La familia ha aclarado que Valeria aún no ha despertado y que todas estas acciones se han llevado a cabo mientras permanece en coma inducido. La joven sufrió una lesión axonal difusa y un traumatismo cranioencefálico severo. Sus padres, Sandra y Jon, se desplazaron hasta Australia y están atentos a su evolución, enfrentándose a un momento lleno de incertidumbre.

Detalles del accidente

El accidente ocurrió el 14 de julio cuando Valeria se desplazaba por una zona rural cercana a Perth para dirigirse a la granja de lácteos donde acababa de ser contratada. Por causas que aún se investigan, el vehículo perdió el control, dio varias vueltas de campana y acabó chocando contra un árbol. Después del siniestro, fue trasladada en helicóptero al Royal Perth Hospital.

Valeria fue sometida a una traqueotomía tras varios días bajo ventilación mecánica. Por ahora, los médicos no pueden prever su evolución ni el alcance de posibles secuelas. Se estima que necesitará al menos entre seis meses y un año de hospitalización y rehabilitación.
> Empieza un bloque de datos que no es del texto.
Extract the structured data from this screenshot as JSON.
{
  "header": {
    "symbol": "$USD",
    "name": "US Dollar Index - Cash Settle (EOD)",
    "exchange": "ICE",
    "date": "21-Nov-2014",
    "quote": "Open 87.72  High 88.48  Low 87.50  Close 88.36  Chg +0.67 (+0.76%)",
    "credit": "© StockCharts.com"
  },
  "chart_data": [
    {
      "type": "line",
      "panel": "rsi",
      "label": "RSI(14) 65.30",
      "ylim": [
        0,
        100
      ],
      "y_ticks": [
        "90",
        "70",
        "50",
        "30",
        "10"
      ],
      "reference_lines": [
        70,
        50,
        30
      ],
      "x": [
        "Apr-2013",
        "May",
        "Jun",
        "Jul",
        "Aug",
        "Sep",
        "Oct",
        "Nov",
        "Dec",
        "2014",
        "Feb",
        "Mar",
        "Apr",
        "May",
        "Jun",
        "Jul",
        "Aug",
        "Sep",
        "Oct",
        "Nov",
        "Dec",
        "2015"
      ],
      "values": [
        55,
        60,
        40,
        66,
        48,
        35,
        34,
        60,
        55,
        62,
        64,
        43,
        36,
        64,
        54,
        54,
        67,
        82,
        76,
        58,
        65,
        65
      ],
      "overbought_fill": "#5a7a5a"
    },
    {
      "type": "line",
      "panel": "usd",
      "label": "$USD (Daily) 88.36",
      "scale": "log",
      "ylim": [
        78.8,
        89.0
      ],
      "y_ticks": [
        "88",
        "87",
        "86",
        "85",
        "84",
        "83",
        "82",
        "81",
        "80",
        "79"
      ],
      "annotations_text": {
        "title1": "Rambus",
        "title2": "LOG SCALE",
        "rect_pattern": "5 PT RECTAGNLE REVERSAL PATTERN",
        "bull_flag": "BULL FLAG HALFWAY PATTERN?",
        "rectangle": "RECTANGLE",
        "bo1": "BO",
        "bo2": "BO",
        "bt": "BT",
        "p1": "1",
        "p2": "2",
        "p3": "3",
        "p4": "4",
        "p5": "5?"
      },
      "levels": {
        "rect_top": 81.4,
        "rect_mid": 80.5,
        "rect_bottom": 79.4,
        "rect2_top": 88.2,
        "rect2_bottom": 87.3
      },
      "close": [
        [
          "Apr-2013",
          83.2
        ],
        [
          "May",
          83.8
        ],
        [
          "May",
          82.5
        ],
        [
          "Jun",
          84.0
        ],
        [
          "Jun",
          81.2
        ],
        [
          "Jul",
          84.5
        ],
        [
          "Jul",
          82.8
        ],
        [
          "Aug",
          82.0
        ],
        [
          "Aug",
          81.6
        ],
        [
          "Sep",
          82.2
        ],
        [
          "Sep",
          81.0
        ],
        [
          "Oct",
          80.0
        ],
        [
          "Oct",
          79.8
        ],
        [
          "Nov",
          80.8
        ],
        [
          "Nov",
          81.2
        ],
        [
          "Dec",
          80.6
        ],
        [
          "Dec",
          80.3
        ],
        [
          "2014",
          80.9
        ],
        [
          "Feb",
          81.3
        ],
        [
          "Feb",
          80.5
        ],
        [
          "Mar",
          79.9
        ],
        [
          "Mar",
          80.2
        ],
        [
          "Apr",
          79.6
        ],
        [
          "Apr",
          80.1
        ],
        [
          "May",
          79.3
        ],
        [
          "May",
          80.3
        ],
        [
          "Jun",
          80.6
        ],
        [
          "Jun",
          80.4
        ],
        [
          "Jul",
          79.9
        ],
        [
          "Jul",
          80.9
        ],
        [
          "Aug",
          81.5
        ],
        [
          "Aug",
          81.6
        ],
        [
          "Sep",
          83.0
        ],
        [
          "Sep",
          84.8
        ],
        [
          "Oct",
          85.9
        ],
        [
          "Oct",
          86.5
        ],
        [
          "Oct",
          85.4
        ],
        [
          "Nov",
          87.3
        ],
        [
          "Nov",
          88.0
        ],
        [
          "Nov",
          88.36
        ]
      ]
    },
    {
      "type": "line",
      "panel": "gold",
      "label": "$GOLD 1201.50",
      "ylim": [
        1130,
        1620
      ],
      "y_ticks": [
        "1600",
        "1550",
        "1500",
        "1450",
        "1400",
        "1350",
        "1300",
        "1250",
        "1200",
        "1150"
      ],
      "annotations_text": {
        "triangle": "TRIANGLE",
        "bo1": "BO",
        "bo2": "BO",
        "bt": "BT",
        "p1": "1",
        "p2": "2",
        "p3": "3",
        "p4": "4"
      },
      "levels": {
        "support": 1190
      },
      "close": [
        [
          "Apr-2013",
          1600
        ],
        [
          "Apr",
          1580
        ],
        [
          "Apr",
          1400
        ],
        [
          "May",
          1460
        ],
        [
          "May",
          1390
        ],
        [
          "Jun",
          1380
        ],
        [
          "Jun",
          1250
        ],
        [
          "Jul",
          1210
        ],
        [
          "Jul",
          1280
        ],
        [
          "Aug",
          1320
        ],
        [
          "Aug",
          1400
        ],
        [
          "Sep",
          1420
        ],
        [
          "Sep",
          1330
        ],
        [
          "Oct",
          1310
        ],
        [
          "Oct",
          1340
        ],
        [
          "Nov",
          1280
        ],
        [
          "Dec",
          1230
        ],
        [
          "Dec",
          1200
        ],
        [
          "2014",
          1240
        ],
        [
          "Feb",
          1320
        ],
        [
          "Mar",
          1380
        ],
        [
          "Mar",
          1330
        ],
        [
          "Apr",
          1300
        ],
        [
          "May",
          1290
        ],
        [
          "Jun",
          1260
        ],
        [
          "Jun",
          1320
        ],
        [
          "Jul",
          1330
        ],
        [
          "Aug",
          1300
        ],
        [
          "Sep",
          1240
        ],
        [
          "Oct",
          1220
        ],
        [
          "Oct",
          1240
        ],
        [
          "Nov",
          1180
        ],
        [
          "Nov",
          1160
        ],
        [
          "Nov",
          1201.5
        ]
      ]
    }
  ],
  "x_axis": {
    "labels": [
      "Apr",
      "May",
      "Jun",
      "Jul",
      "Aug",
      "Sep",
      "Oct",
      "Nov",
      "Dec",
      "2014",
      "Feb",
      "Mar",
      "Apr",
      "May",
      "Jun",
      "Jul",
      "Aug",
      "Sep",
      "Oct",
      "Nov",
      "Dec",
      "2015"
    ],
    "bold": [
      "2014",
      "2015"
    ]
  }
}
Por el momento, no está contemplado su traslado a España.

Los retos económicos de la familia

Uno de los principales desafíos que enfrenta la familia es el coste de la atención médica. Valeria viajó de Nueva Zelanda a Australia sin un seguro de viaje que cubriera su asistencia sanitaria, una circunstancia que su madre asegura desconocer. Ante esta situación, la familia ha presentado una solicitud a las autoridades de Australia Occidental para tratar de que cubran los gastos hospitalarios derivados de la gravedad del caso, aunque no hay garantías de que se otorgue esta ayuda.

Mientras esperan una respuesta, los gastos siguen aumentando. El Royal Perth Hospital informó a la familia de un presupuesto aproximado de 83.000 dólares australianos por los primeros 16 días de hospitalización, cifra que no incluye la traqueotomía ni otros posibles procedimientos. Este plazo está próximo a finalizar y cada noche adicional en el hospital asciende a unos 3.700 dólares australianos.

Además, la familia está valorando si el seguro incluido con la compra del vehículo de Valeria podría ofrecer algún tipo de cobertura. Según explicaron sus padres, este seguro cubre a terceros, lo que supondría que los gastos de la amiga que viajaba con ella estaría cubiertos. En cuanto a Valeria, continúan buscando vías de ayuda vinculadas al accidente.

Campañas de recaudación de fondos

Dados los riesgos en cuanto a la cobertura médico-económica, amigos y familiares de Valeria han puesto en marcha dos campañas para apoyar a la joven y a sus padres. La primera, llamada 'Ayúdanos a apoyar a Valeria', tenía un objetivo de 50.000 euros y ha conseguido recaudar 20.016 euros. La segunda campaña, 'Ayudemos a Valeria en su lucha por recuperarse', con un objetivo marcado en 200.000 euros, ya ha reunido 167.671 euros. Entre ambas, la suma total alcanza los 187.687 euros.

Los fondos están destinados a cubrir los gastos derivados tanto de la hospitalización como de la futura rehabilitación de Valeria, además de ayudar en los gastos que sus padres afrontan mientras permanecen en Australia. Sandra y Jon han tenido que dejar sus trabajos y vida en España para acompañar a su hija en este difícil proceso.